How have these three categories evinced interest in habit-based marketing: (i) FMCG (ii) pharma and (iii) retail? What makes understanding the nuances of habit-based marketing critical for each of them?

Many of the world's leading FMCG companies have come around to recognising the importance of habits in their consumers' behaviour. This recognition has come from two directions: advances in marketing and marketing-related research; their own experience.

The same research that caused me to write the book has influenced heads of marketing research and consumer/shopper insights organisations to reconsider the assumptions that have guided them for decades. While these companies have serious growth goals, most of their new products fail or grossly under-perform expectations, much of their market research yields little useful information, and traditional models don't enlighten their efforts regarding Twitter, blogs, and social media.

In the US, roughly one in four prescriptions are never filled, and 50 per cent of filled prescriptions are not taken to completion. There are several unconscious factors at play, and many are habit-related. But the problem goes far beyond simply people forgetting to take their medicine. There are numerous emotional and attitudinal factors at play that influence consumers to reduce taking prescription drugs.

The pharmaceutical companies that have approached me are interested in a better understanding of the patient's life and behaviour so they can better position themselves as part of an integrated treatment plan. For example, companies that make drugs for diabetes realise they need to understand patient behaviour, which is heavily guided by unconscious mental processes. Relationships with food are very powerful, often tied up in culture, identity, pleasure, emotion, and reward.

For retail, the interest is keen because most shopping behaviour can be seen to be habitual. Retailers know that customers follow the same path every time they enter a store, and purchase the same products over and over.

India is experiencing a dramatic growth in supermarkets, and Indian consumers are developing new habits. There are multiple areas within the brain that are involved. One section of the brain maps the environment; this process is very active when experiencing a new physical environment.

After a consumer has visited a store multiple times, the brain has evolved a highly detailed map that keeps the shopper oriented, freeing up more mental resources for shopping.

Similarly, once a consumer has purchased the same brand multiple times, this behaviour becomes highly automated requiring little conscious processing. Essentially, the conscious mind can only think about one thing at a time and hands-off routine decisions to the habitual mind. This means that a consumer's mind will be in varying cognitive modes as they move around a store, what we classify as ‘pilot' (conscious processing), ‘co-pilot' (using rules of thumb or heuristics), and ‘autopilot' (automatic or habitual behaviour).

Any specific examples?

We did work with a large food manufacturer using cutting-edge biometric and ethnographic methods to see how consumers were reacting to the particular aisle where their products reside.

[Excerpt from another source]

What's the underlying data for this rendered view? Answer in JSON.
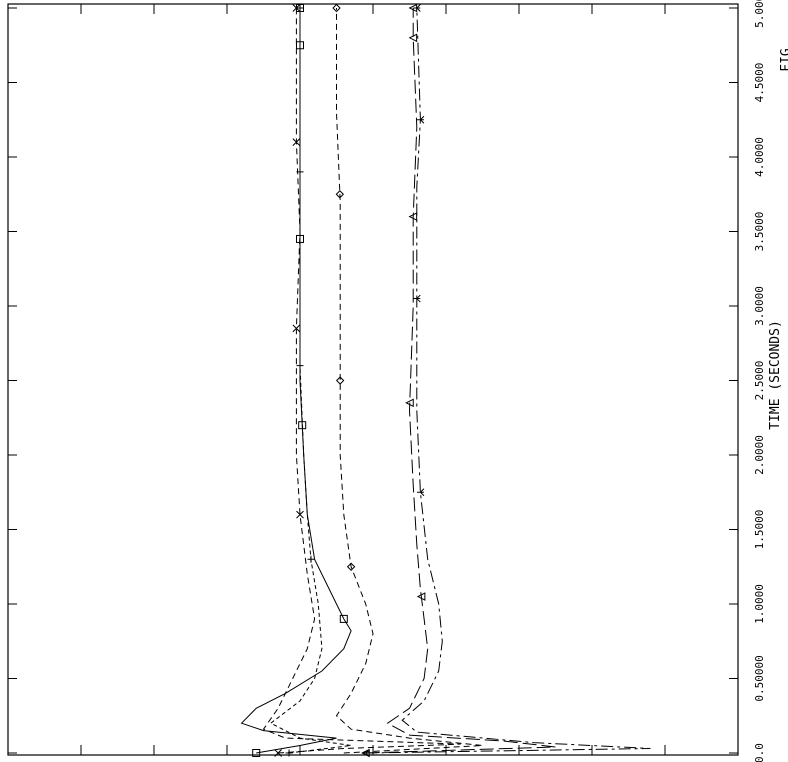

We wanted to match what the customer was looking at with what they were thinking and feeling. What we discovered was that consumers look at two-foot by two-foot blocks at a time, but that if the products on the shelf are not organised well, their eyes flit around without being able to cognitively process the information.

This creates lack of engagement and a desire to quickly move on. Marketers need to understand that success comes from successfully integrating every phase of marketing to work with both the conscious and unconscious minds of the consumer.